A client in need of a lung transplant tells the nurse, "I will not take the organ of any person belonging to a different religion." The nurse initiates the process for resolving the ethical dilemma by collaborating with other healthcare team members. What should the team do after agreeing to a statement of the problem? A. The team should interview the family members of the client. B. The team should initiate negotiations for the appropriate course of action. C. The team should assess whether the client is satisfied with the course of action taken. D. The team should determine all the possible courses of action based on available information.

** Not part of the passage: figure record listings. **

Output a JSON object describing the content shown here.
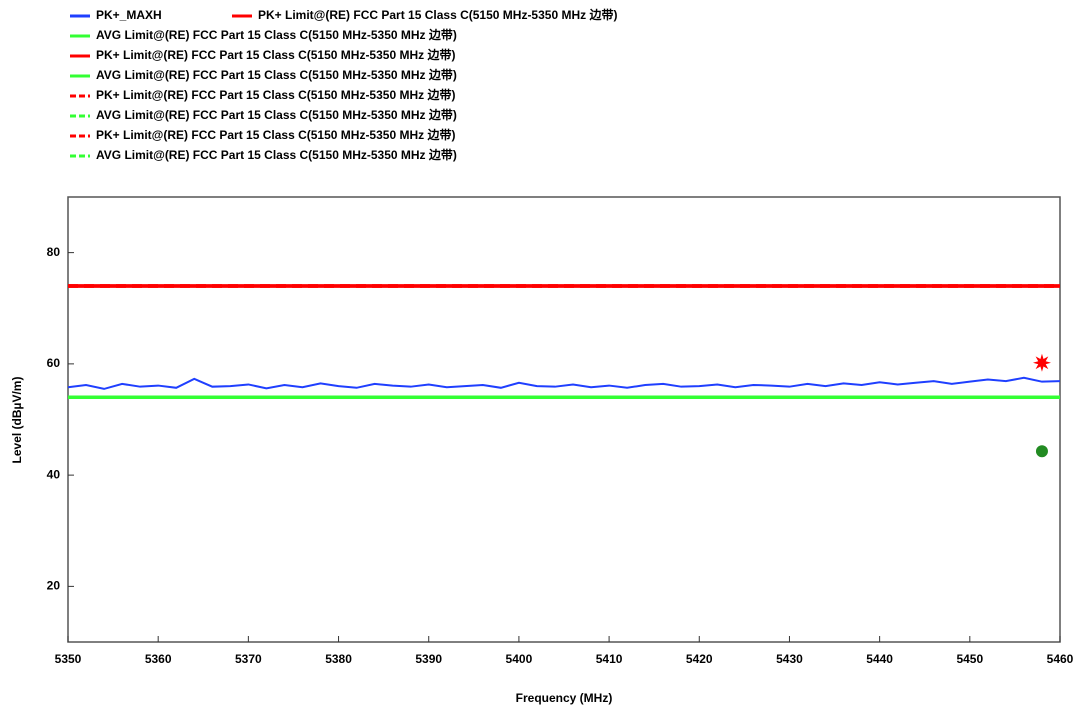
{
  "chart_data": {
    "type": "line",
    "x_label": "Frequency (MHz)",
    "y_label": "Level (dBµV/m)",
    "xlim": [
      5350,
      5460
    ],
    "xticks": [
      5350,
      5360,
      5370,
      5380,
      5390,
      5400,
      5410,
      5420,
      5430,
      5440,
      5450,
      5460
    ],
    "ylim": [
      10,
      90
    ],
    "yticks": [
      20,
      40,
      60,
      80
    ],
    "series": [
      {
        "name": "PK+_MAXH",
        "color": "#1f3fff",
        "dash": false,
        "x": [
          5350,
          5352,
          5354,
          5356,
          5358,
          5360,
          5362,
          5364,
          5366,
          5368,
          5370,
          5372,
          5374,
          5376,
          5378,
          5380,
          5382,
          5384,
          5386,
          5388,
          5390,
          5392,
          5394,
          5396,
          5398,
          5400,
          5402,
          5404,
          5406,
          5408,
          5410,
          5412,
          5414,
          5416,
          5418,
          5420,
          5422,
          5424,
          5426,
          5428,
          5430,
          5432,
          5434,
          5436,
          5438,
          5440,
          5442,
          5444,
          5446,
          5448,
          5450,
          5452,
          5454,
          5456,
          5458,
          5460
        ],
        "values": [
          55.8,
          56.2,
          55.5,
          56.4,
          55.9,
          56.1,
          55.7,
          57.3,
          55.9,
          56.0,
          56.3,
          55.6,
          56.2,
          55.8,
          56.5,
          56.0,
          55.7,
          56.4,
          56.1,
          55.9,
          56.3,
          55.8,
          56.0,
          56.2,
          55.7,
          56.6,
          56.0,
          55.9,
          56.3,
          55.8,
          56.1,
          55.7,
          56.2,
          56.4,
          55.9,
          56.0,
          56.3,
          55.8,
          56.2,
          56.1,
          55.9,
          56.4,
          56.0,
          56.5,
          56.2,
          56.7,
          56.3,
          56.6,
          56.9,
          56.4,
          56.8,
          57.2,
          56.9,
          57.5,
          56.8,
          56.9
        ]
      },
      {
        "name": "PK+ Limit@(RE) FCC Part 15 Class C(5150 MHz-5350 MHz 边带)",
        "color": "#ff0000",
        "dash": false,
        "x": [
          5350,
          5460
        ],
        "values": [
          74,
          74
        ]
      },
      {
        "name": "AVG Limit@(RE) FCC Part 15 Class C(5150 MHz-5350 MHz 边带)",
        "color": "#33ff33",
        "dash": false,
        "x": [
          5350,
          5460
        ],
        "values": [
          54,
          54
        ]
      },
      {
        "name": "PK+ Limit@(RE) FCC Part 15 Class C(5150 MHz-5350 MHz 边带)",
        "color": "#ff0000",
        "dash": false,
        "x": [
          5350,
          5460
        ],
        "values": [
          74,
          74
        ]
      },
      {
        "name": "AVG Limit@(RE) FCC Part 15 Class C(5150 MHz-5350 MHz 边带)",
        "color": "#33ff33",
        "dash": false,
        "x": [
          5350,
          5460
        ],
        "values": [
          54,
          54
        ]
      },
      {
        "name": "PK+ Limit@(RE) FCC Part 15 Class C(5150 MHz-5350 MHz 边带)",
        "color": "#ff0000",
        "dash": true,
        "x": [
          5350,
          5460
        ],
        "values": [
          74,
          74
        ]
      },
      {
        "name": "AVG Limit@(RE) FCC Part 15 Class C(5150 MHz-5350 MHz 边带)",
        "color": "#33ff33",
        "dash": true,
        "x": [
          5350,
          5460
        ],
        "values": [
          54,
          54
        ]
      },
      {
        "name": "PK+ Limit@(RE) FCC Part 15 Class C(5150 MHz-5350 MHz 边带)",
        "color": "#ff0000",
        "dash": true,
        "x": [
          5350,
          5460
        ],
        "values": [
          74,
          74
        ]
      },
      {
        "name": "AVG Limit@(RE) FCC Part 15 Class C(5150 MHz-5350 MHz 边带)",
        "color": "#33ff33",
        "dash": true,
        "x": [
          5350,
          5460
        ],
        "values": [
          54,
          54
        ]
      }
    ],
    "points": [
      {
        "x": 5458,
        "y": 60.2,
        "color": "#ff0000",
        "marker": "star"
      },
      {
        "x": 5458,
        "y": 44.3,
        "color": "#228b22",
        "marker": "circle"
      }
    ]
  }
}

D. The team should determine all the possible courses of action based on available information. When resolving an ethical dilemma, the healthcare team should determine all possible courses of action after agreeing to a statement of the problem. At this stage the members of the team weigh all the possible options to address the situation. The team should interview the family members of the client to gather relevant information related to the situation. However, this step is performed immediately after deciding that the problem is an ethical dilemma. The team members may negotiate a plan after determining all the possible courses of action to address the ethical issue. After resolving an ethical dilemma, the last step is to evaluate the action and the level of success. The team members may assess whether the client is satisfied with the course of action taken, at this stage.